DEAD METAPHOR by George F. Walker (Canadian Rep Theatre). At Panasonic Theatre (651 Yonge). Runs to June 8. $19-$79. 416-872-1212,.


DEAD METAPHOR by George F. Walker (Canadian Rep Theatre). At Panasonic Theatre (651 Yonge). Runs to June 8. $19-$79. 416-872-1212, mirvish.com. See listings. Rating: NNNN

George F. Walker’s latest, the story of an unemployed sniper, delivers its scathing critique of veteran services and partisan politics with the subtlety of a shotgun blast. The strong ensemble makes Walker’s signature high-octane dialogue and blue-collar perspective intense, disturbing and hilarious in its utter absurdity.

Dean (Noah Reid), a sharpshooter recently returned from duty in Afghanistan, has a pregnant wife, Jenny (Haley McGee), and no civilian job prospects. So he moves in with his elderly parents, Frannie (Nancy Beatty) and Hank (Eric Peterson), and begins visiting Oliver (Michael Healey), a career counsellor. Oliver finagles a job for Dean as a staffer for his wife, Helen (Julie Stewart), a ruthless conservative politician running for office. When the campaign gets ugly, Dean’s sniper skills quickly come back into focus.

Walker explores the social, psychological and structural pressures on soldiers struggling to make the transition to civilian life with only military training and experience. Frustrated, Dean considers returning to active duty, where his skills are in demand, but Jenny threatens to leave him if he continues to be so cavalier about their family’s future.

Peterson’s Hank emerges as the breakout character. Suffering from some form of dementia similar to Alzheimer’s, the old man has a habit of speaking his mind to anyone anywhere in searing strings of expletives – displaying Walker’s talent for colourful language.
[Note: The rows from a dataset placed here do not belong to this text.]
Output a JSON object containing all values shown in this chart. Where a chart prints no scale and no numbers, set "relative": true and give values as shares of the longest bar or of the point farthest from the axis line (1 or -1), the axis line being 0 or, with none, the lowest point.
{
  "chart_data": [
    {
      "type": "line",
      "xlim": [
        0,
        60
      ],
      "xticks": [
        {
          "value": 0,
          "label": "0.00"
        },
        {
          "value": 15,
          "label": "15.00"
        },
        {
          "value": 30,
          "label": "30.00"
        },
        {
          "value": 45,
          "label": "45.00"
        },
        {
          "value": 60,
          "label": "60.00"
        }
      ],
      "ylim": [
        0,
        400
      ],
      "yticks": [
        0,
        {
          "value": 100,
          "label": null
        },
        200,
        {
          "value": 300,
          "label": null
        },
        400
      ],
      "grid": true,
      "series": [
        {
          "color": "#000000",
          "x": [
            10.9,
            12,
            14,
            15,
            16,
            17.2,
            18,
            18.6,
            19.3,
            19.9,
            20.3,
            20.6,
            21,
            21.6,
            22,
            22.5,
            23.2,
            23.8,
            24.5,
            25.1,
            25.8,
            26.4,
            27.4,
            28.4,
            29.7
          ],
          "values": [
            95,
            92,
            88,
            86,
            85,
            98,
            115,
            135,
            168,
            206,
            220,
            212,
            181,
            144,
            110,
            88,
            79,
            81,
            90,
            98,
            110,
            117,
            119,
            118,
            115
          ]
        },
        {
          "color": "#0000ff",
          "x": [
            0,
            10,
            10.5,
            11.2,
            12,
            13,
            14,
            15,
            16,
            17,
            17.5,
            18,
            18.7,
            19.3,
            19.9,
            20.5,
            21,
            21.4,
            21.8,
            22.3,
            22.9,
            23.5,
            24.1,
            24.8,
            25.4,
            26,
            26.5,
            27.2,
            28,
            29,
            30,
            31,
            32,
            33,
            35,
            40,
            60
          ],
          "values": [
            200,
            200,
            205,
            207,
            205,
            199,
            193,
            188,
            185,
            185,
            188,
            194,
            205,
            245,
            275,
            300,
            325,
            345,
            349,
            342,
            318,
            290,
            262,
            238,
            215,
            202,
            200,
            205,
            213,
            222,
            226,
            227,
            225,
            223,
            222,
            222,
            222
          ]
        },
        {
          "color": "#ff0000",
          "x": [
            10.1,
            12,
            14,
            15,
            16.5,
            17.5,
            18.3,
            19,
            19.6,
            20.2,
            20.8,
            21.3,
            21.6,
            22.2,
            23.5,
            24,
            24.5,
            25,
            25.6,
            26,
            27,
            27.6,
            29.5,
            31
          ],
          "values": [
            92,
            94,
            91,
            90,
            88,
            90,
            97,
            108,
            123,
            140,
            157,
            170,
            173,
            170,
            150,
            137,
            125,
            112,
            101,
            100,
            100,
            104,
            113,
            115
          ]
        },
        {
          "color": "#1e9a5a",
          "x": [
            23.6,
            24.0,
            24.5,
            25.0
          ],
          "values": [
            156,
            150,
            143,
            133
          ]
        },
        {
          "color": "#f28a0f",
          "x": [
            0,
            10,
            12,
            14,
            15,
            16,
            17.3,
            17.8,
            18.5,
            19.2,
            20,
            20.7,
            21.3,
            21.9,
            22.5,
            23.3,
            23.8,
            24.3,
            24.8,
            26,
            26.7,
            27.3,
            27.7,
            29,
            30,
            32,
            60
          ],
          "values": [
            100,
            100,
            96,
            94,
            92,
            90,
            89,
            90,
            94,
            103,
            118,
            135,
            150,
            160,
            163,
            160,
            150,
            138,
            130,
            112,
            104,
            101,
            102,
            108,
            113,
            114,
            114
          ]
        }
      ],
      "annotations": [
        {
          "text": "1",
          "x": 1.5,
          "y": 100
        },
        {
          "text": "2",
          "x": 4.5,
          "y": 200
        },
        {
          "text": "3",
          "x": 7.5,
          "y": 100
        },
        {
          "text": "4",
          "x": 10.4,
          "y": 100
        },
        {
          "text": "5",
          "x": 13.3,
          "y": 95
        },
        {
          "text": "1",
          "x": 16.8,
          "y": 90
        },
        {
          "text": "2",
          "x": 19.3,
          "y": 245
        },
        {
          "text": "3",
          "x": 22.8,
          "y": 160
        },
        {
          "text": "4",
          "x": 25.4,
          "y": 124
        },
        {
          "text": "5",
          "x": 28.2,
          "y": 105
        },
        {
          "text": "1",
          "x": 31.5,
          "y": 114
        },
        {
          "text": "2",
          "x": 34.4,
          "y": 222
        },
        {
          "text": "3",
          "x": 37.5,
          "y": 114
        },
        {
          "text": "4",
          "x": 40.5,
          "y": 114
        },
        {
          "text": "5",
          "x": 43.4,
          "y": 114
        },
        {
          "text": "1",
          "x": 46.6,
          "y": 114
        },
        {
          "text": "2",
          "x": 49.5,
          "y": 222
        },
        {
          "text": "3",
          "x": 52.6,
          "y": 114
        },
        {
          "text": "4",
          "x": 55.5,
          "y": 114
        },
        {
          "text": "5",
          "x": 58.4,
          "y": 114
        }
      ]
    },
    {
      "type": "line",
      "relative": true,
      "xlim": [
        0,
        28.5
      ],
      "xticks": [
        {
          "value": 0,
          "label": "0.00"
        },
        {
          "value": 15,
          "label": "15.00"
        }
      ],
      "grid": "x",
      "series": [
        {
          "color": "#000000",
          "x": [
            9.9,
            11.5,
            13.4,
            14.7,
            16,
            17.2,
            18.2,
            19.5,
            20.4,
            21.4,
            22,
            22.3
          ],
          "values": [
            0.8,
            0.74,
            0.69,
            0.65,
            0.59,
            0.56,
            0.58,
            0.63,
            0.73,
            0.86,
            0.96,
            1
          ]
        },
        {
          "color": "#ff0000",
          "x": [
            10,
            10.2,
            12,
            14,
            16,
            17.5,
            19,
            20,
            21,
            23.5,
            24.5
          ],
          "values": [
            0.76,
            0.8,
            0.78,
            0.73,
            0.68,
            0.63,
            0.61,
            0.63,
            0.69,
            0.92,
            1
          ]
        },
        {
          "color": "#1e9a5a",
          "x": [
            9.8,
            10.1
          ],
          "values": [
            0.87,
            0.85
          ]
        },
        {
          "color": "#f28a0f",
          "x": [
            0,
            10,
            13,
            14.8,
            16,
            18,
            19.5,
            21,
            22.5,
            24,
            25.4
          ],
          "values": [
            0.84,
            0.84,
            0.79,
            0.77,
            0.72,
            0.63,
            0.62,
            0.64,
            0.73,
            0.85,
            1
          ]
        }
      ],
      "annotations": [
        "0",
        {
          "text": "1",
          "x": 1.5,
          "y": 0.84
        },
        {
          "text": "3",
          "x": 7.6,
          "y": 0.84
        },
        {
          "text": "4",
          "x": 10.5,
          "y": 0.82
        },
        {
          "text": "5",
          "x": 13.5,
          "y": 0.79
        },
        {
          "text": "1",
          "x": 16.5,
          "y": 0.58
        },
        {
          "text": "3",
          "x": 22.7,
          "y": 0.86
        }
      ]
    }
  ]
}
Peterson nails these outbursts, one of which, directed at Helen’s political hypocrisy, proved such a slam dunk at the performance I saw that it inspired a sustained round of applause. Another had people gasping, “Did he just say that?”

Healey’s transition as Oliver is also fine. At first he’s a boring career bureaucrat, a left-leaning foil for his wife’s superficial Tea Partyesque positions. But Oliver becomes more interesting in the second act when the pace and stakes ramp up, devolving into a desperate, paranoid mess.

Walker’s direction dials up the fiery back-and-forths, pushing them beyond realism whenever he needs to his message to be clear. He doesn’t just hit the bull’s eye – he takes out the entire target.